Class length: one hour
Below are some examples of advertising from the 1950s and 1960s. The first video is a public service announcement from 1951 funded by the US Federal Civil Defense Administration called “Duck and Cover.” The second video features two different presidential campaign ads from 1964, one for Republican candidate Barry Goldwater and the second for the incumbent President Lyndon B. Johnson, a Democrat. These pieces of media capture the emotions of the Cold War exceptionally well; one can’t help feeling the stress, anxiety, and fears of the era jumping off the screen.
As a group, provide definitions for the following words and concepts, which will be referenced during the class.
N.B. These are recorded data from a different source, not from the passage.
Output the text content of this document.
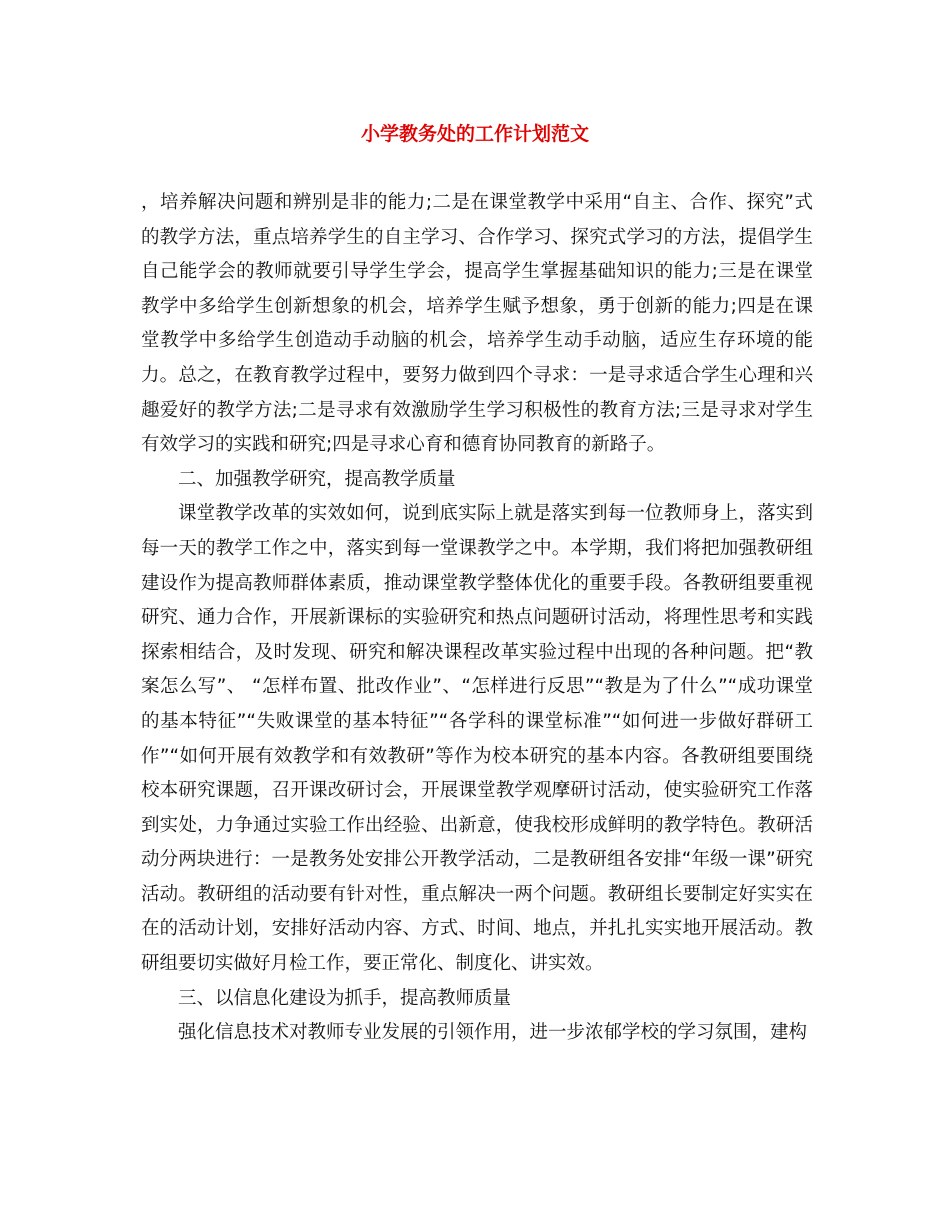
小学教务处的工作计划范文

，培养解决问题和辨别是非的能力;二是在课堂教学中采用“自主、合作、探究”式的教学方法，重点培养学生的自主学习、合作学习、探究式学习的方法，提倡学生自己能学会的教师就要引导学生学会，提高学生掌握基础知识的能力;三是在课堂教学中多给学生创新想象的机会，培养学生赋予想象，勇于创新的能力;四是在课堂教学中多给学生创造动手动脑的机会，培养学生动手动脑，适应生存环境的能力。总之，在教育教学过程中，要努力做到四个寻求：一是寻求适合学生心理和兴趣爱好的教学方法;二是寻求有效激励学生学习积极性的教育方法;三是寻求对学生有效学习的实践和研究;四是寻求心育和德育协同教育的新路子。

二、加强教学研究，提高教学质量

课堂教学改革的实效如何，说到底实际上就是落实到每一位教师身上，落实到每一天的教学工作之中，落实到每一堂课教学之中。本学期，我们将把加强教研组建设作为提高教师群体素质，推动课堂教学整体优化的重要手段。各教研组要重视研究、通力合作，开展新课标的实验研究和热点问题研讨活动，将理性思考和实践探索相结合，及时发现、研究和解决课程改革实验过程中出现的各种问题。把“教案怎么写”、 “怎样布置、批改作业”、“怎样进行反思”“教是为了什么”“成功课堂的基本特征”“失败课堂的基本特征”“各学科的课堂标准”“如何进一步做好群研工作”“如何开展有效教学和有效教研”等作为校本研究的基本内容。各教研组要围绕校本研究课题，召开课改研讨会，开展课堂教学观摩研讨活动，使实验研究工作落到实处，力争通过实验工作出经验、出新意，使我校形成鲜明的教学特色。教研活动分两块进行：一是教务处安排公开教学活动，二是教研组各安排“年级一课”研究活动。教研组的活动要有针对性，重点解决一两个问题。教研组长要制定好实实在在的活动计划，安排好活动内容、方式、时间、地点，并扎扎实实地开展活动。教研组要切实做好月检工作，要正常化、制度化、讲实效。

三、以信息化建设为抓手，提高教师质量

强化信息技术对教师专业发展的引领作用，进一步浓郁学校的学习氛围，建构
BLACKLIST: A list of persons who are disapproved of or are to be punished or boycotted. An entertainment industry-wide policy of refusing to hire alleged communists, former communists, and communist sympathizers, although formal blacklists were not permitted to exist.
COLD WAR: A conflict over ideological differences carried on by methods short of sustained overt military action and usually without breaking off diplomatic relations.
COMMUNISM: A theory advocating elimination of private property; a system in which goods are owned in common and are available to all as needed. A totalitarian system of government in which a single authoritarian party controls state-owned means of production; the final stage of society in Marxist theory in which the state has withered away and economic goods are distributed equally.
HOUSE UN-AMERICAN COMMITTEE (HUAC): A congressional committee that held hearings on the film and entertainment industries in 1938, 1947, 1951–52, 1953–55, and 1957–58. The committee also looked into alleged pro-communist activities of teachers, professors, and other individuals and organizations.
MCCARTHYISM: A term first coined in 1950 and later defined in 1954 as a public accusation of disloyalty unsupported by truth; also refers to an unfairness in investigative technique.
SENATOR JOSEPH MCCARTHY: United States Senator from 1946–1954 known for his extremist anticommunist pursuits.
RED SCARE: Anticommunist fanaticism that flourished in the United States roughly between 1947 and 1960, representing the notion that "Reds"—communists—were an overwhelming present danger to the United States and its citizens.